Ho provato a descriverlo in precedenti articoli apparsi sul sito www.storico.org e più diffusamente in rete. Riconducendo tutto ciò ai celebri cavalierati medievali. Avendo queste famiglie assonanze dirette con i cavalierati in oggetto, di matildica memoria, evidentemente mai si erano dissociati e distaccati da tale tradizione. E da rapporti ancestrali, personali e politici. Non solo il celebre Ermete Pierotti dunque, di Pieve Fosciana, che divenne una sorta di nume tutelare palestinese, inoltrandosi nei cunicoli del Tempio, costruendo l’attuale acquedotto di Gerusalemme, ma anche ogni forma di rapporto possibile che nei secoli ha continuato a produrre i suoi frutti. Ai tempi di Padre Bernardino Pierotti, nel Seicento, rettore dei Chierici Regolari in Lucca, poi Padri Scolopi, il religioso convertiva con le buone e con le cattive i pochi Musulmani che transitavano in città. Ma c’è da giurarci che con gli Ebrei, sicuramente anche loro invitati più o meno sentitamente alla conversione, avrebbe potuto mantenere maggiore affinità, quella affinità che portò la città a tollerare, seppur a malincuore, le numerose presenze ivi segnalate. Il ghetto in Lucca era ubicato in Piazza San Francesco. La stessa che occupa la celebre chiesa dove i Padri Francescani dimoravano; Padri vicini alla realtà palestinese e, come afferma lo storico Mencacci in Templari a Lucca, vicini a quell’Ordine così mistificato, ma anche tanto agognato e studiato che era l’Ordine Templare. Padre Gioacchino Prosperi «non si metteva mai le mani a cintola» essendo egli un Padre Francescano. Coincidenza di interessi, affinità elettive.
Se spostiamo la nostra attenzione alla lontana Calabria ci accorgiamo paradossalmente che le vicende mazziniane e rivoluzionarie ivi presenti nel Primo Risorgimento si legano alla questione lucchese.
Il Padre Prosperi citato, che era definito all’epoca il «Predicatore della Corsica» e che aveva affinità elettive col bonapartismo mazziniano, cita il 29 marzo 1846 i patrioti convenuti sul sagrato della chiesa di San Rocco in Ajaccio che piangono le cattive notizie, al momento ricevute, sull’occupazione di Cracovia.

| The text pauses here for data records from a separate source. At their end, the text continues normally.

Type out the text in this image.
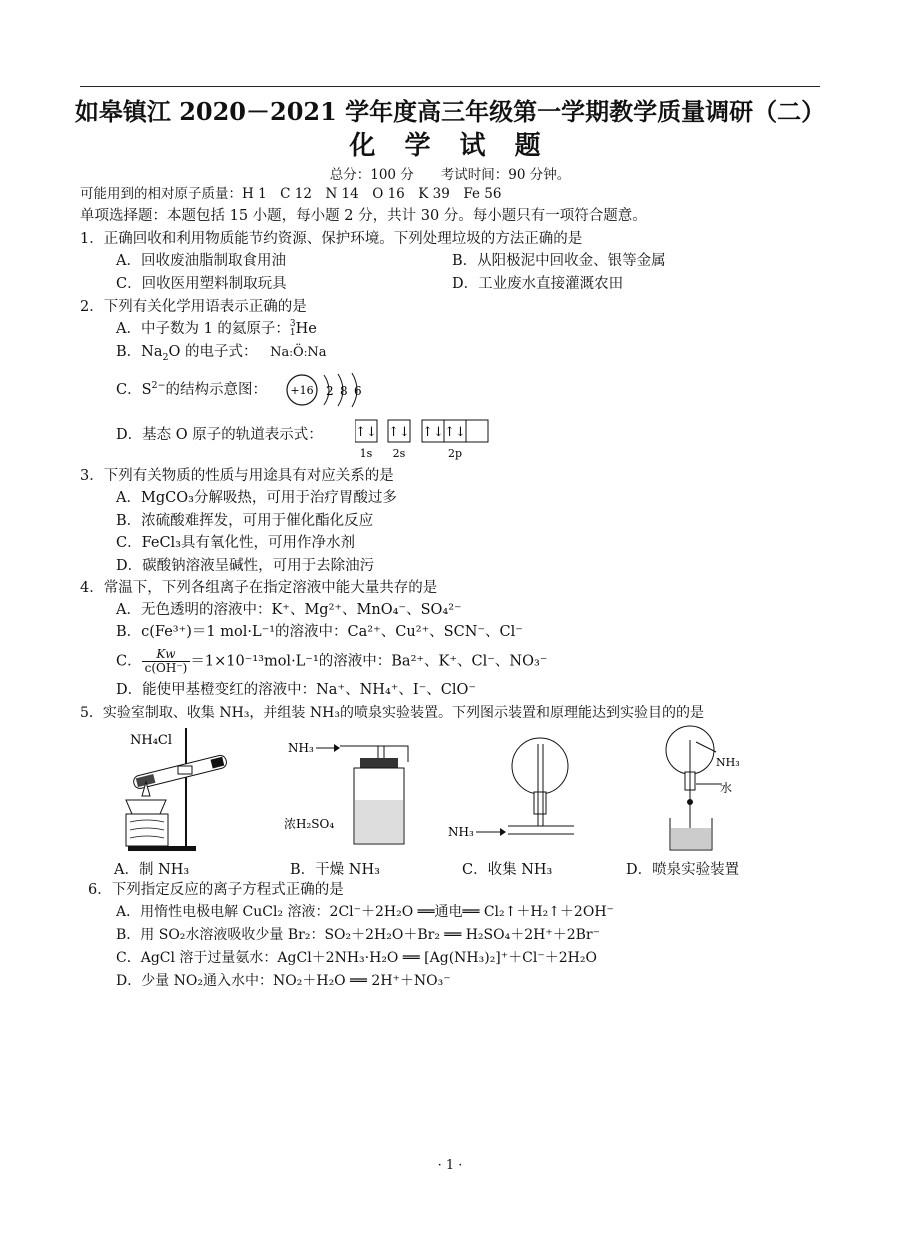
如皋镇江 2020－2021 学年度高三年级第一学期教学质量调研（二）
化 学 试 题
总分：100 分　　考试时间：90 分钟。
可能用到的相对原子质量：H 1　C 12　N 14　O 16　K 39　Fe 56
单项选择题：本题包括 15 小题，每小题 2 分，共计 30 分。每小题只有一项符合题意。
1．正确回收和利用物质能节约资源、保护环境。下列处理垃圾的方法正确的是
A．回收废油脂制取食用油	B．从阳极泥中回收金、银等金属
C．回收医用塑料制取玩具	D．工业废水直接灌溉农田
2．下列有关化学用语表示正确的是
A．中子数为 1 的氦原子： 3
1 He
B．$Na_2O$ 的电子式： Na:Ö:Na
C．$S^{2-}$的结构示意图： +16 2 8 6
D．基态 O 原子的轨道表示式： ↑↓ ↑↓ ↑↓ ↑↓
1s 2s	2p
3．下列有关物质的性质与用途具有对应关系的是
A．MgCO₃分解吸热，可用于治疗胃酸过多
B．浓硫酸难挥发，可用于催化酯化反应
C．FeCl₃具有氧化性，可用作净水剂
D．碳酸钠溶液呈碱性，可用于去除油污
4．常温下，下列各组离子在指定溶液中能大量共存的是
A．无色透明的溶液中：K⁺、Mg²⁺、MnO₄⁻、SO₄²⁻
B．c(Fe³⁺)＝1 mol·L⁻¹的溶液中：Ca²⁺、Cu²⁺、SCN⁻、Cl⁻
C． $\frac{Kw}{c(OH^-)} =1\times 10^{-13}mol\cdot L^{-1}$的溶液中：Ba²⁺、K⁺、Cl⁻、NO₃⁻
D．能使甲基橙变红的溶液中：Na⁺、NH₄⁺、I⁻、ClO⁻
5．实验室制取、收集 NH₃，并组装 NH₃的喷泉实验装置。下列图示装置和原理能达到实验目的的是
NH₄Cl
A．制 NH₃
NH₃
浓H₂SO₄
B．干燥 NH₃
NH₃
C．收集 NH₃
NH₃
水
D．喷泉实验装置
6．下列指定反应的离子方程式正确的是
A．用惰性电极电解 CuCl₂ 溶液：2Cl⁻＋2H₂O ══通电══ Cl₂↑＋H₂↑＋2OH⁻
B．用 SO₂水溶液吸收少量 Br₂：SO₂＋2H₂O＋Br₂ ══ H₂SO₄＋2H⁺＋2Br⁻
C．AgCl 溶于过量氨水：AgCl＋2NH₃·H₂O ══ [Ag(NH₃)₂]⁺＋Cl⁻＋2H₂O
D．少量 NO₂通入水中：NO₂＋H₂O ══ 2H⁺＋NO₃⁻
· 1 ·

Prosperi ben conosceva la realtà polacca e la sua famiglia aveva avuto rapporti stretti col Poniatowski, l’amico a Roma di Gioacchino Belli. Padre Prosperi però dalle carte risulta in comunione con Pasquale Galluppi, che da moderato aveva tuttavia abbracciato queste frange mazziniane d’estrazione cattolica ma assolutamente inclini a moti insurrezionali e rivoluzionari. Galluppi fu in comunione con Luigi Settembrini che a sua volta non disdegnò il pensiero rivoluzionario di un bandito come Musolino, in Calabria. Ora sappiamo bene come quest’ultimo non disdegnasse neppure la cacciata dei Francesi dalla Corsica, abbracciando in pieno il pensiero dei rivoluzionari bonapartisti mazziniani córsi. Murat era pochi anni prima sbarcato a Pizzo, in Calabria, dove aveva trovato sì la morte, ma anche frange disposte ad accoglierlo. Il Sud rappresentava per questo ex Sovrano la sua terra acquisita, un mondo che lo riconduceva a una visione di Italia unita «ante litteram». E mai si perse questa eredità, che anche Pasquale Galluppi e Luigi Settembrini, ma anche a suo modo il bandito Musolino, incarnarono. Qui, in Calabria, c’era una nutrita tradizione ebraica, da non sottovalutare, visti i legami dello stesso Mazzini col mondo ebraico. Benedetto Musolino aveva scritto circa la formazione di uno Stato Palestinese, che aveva a cuore. L’Ebraismo, qui come in altre parti d’Italia, faceva da sottofondo comune alla ricerca delle magnifiche sorti e progressive italiane. Inesorabilmente queste realtà si legano e si fondono tra loro, alla ricerca di una Patria comune.